An artist and humanitarian of distinction Jenny Lind (affectionally known as the ‘Swedish Nightingale’) enjoyed a special relationship with the citizens of Norwich which resonates to this very day thanks to her generosity and goodwill through the concerts she willingly gave at St Andrew’s Hall, Norwich, to raise funds for an infirmary for sick children in the city. Norwich, incidentally, was only the second city in the realm to have such a hospital. London’s Great Ormond Street Hospital for Children opened two years earlier.  

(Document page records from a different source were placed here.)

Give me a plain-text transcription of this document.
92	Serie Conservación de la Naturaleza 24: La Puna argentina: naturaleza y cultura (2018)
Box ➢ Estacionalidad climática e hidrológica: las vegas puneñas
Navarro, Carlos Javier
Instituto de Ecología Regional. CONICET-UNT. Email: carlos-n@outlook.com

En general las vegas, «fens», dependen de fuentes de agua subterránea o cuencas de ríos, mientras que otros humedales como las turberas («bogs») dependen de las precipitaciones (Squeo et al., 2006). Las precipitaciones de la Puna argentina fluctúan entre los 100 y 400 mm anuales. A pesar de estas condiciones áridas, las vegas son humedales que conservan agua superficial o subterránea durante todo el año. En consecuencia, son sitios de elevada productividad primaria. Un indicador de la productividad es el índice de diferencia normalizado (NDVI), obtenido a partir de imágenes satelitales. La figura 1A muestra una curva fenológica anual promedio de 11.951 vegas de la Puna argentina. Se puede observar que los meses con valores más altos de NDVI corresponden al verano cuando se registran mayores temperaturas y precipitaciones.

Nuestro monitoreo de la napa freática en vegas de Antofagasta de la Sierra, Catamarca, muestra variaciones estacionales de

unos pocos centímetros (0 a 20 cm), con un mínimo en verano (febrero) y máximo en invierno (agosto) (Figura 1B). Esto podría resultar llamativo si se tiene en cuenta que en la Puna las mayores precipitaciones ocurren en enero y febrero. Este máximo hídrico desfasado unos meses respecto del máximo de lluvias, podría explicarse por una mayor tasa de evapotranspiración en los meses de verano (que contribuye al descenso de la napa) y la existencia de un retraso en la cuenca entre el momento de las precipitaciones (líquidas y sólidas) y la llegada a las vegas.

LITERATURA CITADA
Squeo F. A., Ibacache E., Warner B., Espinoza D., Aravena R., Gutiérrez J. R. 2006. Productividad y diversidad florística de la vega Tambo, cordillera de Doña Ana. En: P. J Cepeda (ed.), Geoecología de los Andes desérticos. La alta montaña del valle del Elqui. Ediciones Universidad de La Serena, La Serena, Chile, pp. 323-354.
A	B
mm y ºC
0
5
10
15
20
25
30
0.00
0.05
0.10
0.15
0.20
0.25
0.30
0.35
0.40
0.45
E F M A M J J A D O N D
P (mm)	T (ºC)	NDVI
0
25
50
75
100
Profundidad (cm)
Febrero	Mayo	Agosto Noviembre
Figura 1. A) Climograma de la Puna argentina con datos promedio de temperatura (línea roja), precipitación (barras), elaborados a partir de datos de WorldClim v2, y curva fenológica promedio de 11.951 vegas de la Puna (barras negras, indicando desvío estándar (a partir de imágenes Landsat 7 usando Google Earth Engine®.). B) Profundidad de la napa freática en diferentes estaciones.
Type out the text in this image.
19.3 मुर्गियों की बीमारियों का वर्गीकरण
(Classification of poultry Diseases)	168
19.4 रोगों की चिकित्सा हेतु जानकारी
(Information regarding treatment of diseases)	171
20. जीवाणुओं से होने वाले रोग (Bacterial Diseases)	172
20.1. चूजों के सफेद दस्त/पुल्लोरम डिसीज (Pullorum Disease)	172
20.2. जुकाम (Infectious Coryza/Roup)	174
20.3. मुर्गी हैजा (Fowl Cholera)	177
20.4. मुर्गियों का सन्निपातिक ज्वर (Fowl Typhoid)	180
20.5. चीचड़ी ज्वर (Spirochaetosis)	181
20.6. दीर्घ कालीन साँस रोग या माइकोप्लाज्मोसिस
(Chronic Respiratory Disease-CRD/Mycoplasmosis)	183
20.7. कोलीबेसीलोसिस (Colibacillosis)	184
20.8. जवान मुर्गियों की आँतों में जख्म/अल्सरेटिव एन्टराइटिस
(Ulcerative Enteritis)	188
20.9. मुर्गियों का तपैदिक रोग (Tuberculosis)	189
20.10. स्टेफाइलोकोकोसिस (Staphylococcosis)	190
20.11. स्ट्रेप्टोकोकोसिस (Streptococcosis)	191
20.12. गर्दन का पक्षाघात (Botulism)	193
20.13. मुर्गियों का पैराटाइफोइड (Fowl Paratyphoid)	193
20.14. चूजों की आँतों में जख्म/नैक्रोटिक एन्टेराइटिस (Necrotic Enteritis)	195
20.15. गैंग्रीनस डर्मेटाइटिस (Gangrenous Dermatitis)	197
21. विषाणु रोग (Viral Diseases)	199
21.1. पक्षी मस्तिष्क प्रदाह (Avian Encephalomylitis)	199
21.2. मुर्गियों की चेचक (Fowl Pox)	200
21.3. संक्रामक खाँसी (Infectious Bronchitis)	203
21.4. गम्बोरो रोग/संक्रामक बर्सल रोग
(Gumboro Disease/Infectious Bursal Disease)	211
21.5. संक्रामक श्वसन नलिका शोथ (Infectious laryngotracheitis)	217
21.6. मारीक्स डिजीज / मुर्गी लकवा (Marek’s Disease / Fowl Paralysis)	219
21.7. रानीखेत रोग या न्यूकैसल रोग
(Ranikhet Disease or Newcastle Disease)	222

However, the first of these concerts was held in 1847 followed by a couple more two years later. And following a public meeting in 1853 it unanimously endorsed the idea of a children’s infirmary for Norwich. A year later the hospital bearing her name opened in Pottergate nearby to the city’s late 11th-century marketplace.  

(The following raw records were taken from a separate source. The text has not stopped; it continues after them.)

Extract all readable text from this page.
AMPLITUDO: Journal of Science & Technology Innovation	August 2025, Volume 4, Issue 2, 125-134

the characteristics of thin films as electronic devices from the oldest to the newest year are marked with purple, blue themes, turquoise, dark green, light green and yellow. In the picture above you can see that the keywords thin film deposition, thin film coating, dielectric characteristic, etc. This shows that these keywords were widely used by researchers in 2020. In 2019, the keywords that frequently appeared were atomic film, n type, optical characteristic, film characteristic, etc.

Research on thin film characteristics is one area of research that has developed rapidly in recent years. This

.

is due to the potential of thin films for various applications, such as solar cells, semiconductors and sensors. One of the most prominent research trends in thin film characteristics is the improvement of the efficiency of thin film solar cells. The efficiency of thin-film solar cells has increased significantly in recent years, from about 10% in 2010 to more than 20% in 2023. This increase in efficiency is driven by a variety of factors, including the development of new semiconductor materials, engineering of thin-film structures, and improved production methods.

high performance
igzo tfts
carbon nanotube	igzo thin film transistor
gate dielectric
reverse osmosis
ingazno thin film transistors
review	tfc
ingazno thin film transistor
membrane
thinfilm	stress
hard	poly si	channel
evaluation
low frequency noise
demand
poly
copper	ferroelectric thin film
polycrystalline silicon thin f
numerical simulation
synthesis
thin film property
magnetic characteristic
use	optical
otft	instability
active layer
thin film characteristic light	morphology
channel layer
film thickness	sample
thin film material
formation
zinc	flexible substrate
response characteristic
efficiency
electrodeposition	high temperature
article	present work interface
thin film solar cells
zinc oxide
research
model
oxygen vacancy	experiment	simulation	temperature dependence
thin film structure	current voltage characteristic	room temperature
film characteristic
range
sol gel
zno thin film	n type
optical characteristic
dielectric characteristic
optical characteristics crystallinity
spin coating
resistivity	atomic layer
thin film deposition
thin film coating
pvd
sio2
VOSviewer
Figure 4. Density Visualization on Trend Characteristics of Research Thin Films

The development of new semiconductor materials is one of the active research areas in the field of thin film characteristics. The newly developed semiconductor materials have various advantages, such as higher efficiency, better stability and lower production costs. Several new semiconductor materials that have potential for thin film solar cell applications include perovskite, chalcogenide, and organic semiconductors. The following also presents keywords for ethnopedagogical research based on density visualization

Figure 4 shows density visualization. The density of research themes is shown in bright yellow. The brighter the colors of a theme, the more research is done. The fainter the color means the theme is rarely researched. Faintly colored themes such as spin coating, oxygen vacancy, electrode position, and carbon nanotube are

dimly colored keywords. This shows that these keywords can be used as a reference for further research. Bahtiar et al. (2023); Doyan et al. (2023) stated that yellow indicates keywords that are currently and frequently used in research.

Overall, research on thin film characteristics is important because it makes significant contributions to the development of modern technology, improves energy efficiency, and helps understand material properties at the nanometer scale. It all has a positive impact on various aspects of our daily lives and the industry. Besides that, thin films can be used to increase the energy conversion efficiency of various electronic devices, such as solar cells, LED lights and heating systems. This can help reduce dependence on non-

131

Most appropriately, too, the proceeds raised from this festival concert featuring pianist, conductor and creative programmer, Simon Crawford-Phillips, soprano Carolyn Sampson and violist/violinist, Lawrence Power - were donated to the Jenny Lind Children’s Hospital now a corporate part of the Norfolk & Norwich University Hospital.  

Now living in Stockholm, Jenny Lind’s hometown in Sweden, Crawford-Philips not only curated a lovely and inviting programme but peppered the concert with a host of anecdotes about Lind. One that made the audience’s ears prick up concerned Hans Christian Andersen’s infatuation with her. The world-famous Danish fairy-tale writer met Lind in 1840, aged 20, but no close relationship materialised much to his dismay. Lind’s preference was for a platonic relationship instead. C’est la vie! 

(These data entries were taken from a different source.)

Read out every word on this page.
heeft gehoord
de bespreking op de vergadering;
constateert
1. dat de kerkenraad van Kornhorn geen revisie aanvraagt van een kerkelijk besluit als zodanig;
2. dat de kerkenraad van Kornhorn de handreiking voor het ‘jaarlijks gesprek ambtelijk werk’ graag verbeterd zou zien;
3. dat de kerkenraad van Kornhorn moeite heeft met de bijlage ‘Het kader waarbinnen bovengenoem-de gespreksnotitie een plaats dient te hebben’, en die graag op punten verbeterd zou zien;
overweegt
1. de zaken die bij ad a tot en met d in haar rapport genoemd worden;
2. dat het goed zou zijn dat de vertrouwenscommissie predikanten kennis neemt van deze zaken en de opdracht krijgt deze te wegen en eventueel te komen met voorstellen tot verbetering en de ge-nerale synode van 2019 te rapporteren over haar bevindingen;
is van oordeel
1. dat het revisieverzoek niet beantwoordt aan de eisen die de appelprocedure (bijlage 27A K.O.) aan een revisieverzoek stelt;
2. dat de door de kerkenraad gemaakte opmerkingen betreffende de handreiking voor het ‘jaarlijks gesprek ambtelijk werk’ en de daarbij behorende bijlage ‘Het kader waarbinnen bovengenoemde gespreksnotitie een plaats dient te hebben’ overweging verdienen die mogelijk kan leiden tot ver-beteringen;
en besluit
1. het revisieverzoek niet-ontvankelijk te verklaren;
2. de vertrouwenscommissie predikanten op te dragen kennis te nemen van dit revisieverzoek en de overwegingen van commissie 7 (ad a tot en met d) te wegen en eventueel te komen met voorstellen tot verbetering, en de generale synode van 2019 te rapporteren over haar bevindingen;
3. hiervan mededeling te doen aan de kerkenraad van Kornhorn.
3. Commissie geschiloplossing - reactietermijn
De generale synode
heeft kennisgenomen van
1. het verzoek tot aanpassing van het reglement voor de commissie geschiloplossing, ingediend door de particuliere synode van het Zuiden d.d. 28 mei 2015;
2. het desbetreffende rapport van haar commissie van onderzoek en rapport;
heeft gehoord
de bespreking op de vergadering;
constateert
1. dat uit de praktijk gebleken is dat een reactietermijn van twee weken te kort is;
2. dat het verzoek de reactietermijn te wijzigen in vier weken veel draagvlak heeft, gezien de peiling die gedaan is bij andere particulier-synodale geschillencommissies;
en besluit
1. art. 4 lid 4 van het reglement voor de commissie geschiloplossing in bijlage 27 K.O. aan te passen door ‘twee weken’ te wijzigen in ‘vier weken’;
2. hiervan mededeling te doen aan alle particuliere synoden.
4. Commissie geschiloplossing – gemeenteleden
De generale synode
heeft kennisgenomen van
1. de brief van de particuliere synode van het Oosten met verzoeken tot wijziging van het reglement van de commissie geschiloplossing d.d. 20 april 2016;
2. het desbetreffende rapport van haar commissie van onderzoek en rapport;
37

Anyhow, this connection formed the ‘fairy-tale’ element to the programme with ‘nightingales’ self-evident. Crawford-Philips also introduced selected items on the programme - mainly focusing on the works of Robert and Clara Schumann and Felix Mendelssohn and his sister Fanny - which added greatly to the overall pleasure, interest and entertainment to the evening. [Robert Schumann was one of Jenny Lind's early admirers, whilst she and Felix Mendelssohn were 'close friends' and he wrote the soprano role in Elijah for her].

Apart from works by the Mendelssohns and the Schumanns the crowded programme of 24 items (just like the old days, eh!) included a couple of interesting pieces by Adolf Fredrik Lindblad: Der schlummernde amor (The Sleeping Love) and Svanvits sång (Swan-White’s song). A Swedish composer from the romantic era, Lindblad’s mostly known for his compositions of Swedish lieder of which he produced over 200.  

A well-respected friend of Felix Mendelssohn, he enjoyed a collaborative relationship with Lind therefore I thought it most appropriate that he was included in the programme which ended in a good old-fashioned way with Crawford Philips gallantly leading from the piano with violinist Lawrence Power and soprano Carolyn Sampson (now dubbed the ‘English Nightingale’ by Norwich concertgoers) in renditions of a handful of popular and well-loved ‘parlour’ songs. 

The selection opened with Edvard Grieg’s Killingdans and Charles Gounod’s Ave Maria and continued with Francesco Paolo Tosti’s La Serenata, Haydn Wood’s Roses of Picardy (a most beautiful and serene song written during the period of the First World War) and Harry Williams’ showstopper, It’s a Long Way to Tipperary. It certainly is, Rodney!  

Originally written as a lament about an Irish worker living in London missing his homeland Tipperary later became a popular soldiers’ marching song. The last two mentioned items were arranged by Stephen Hough who, incidentally, opens the new season of Norwich Chamber Music on Sunday 25 September in what promises a marvellous and entertaining piano recital.  

Elegantly attired in a beautifully white-coloured garment, Ms Sampson was revelling in such light-hearted fun and invited the audience to join in with Tipperary. Good God, I thought! Whatever next? Pack Up Your Troubles? No such luck! The audience roared their voice of approval, the trio of performers left the stage with beaming faces and off we all went trotting home humming the tunes. What a lovely night!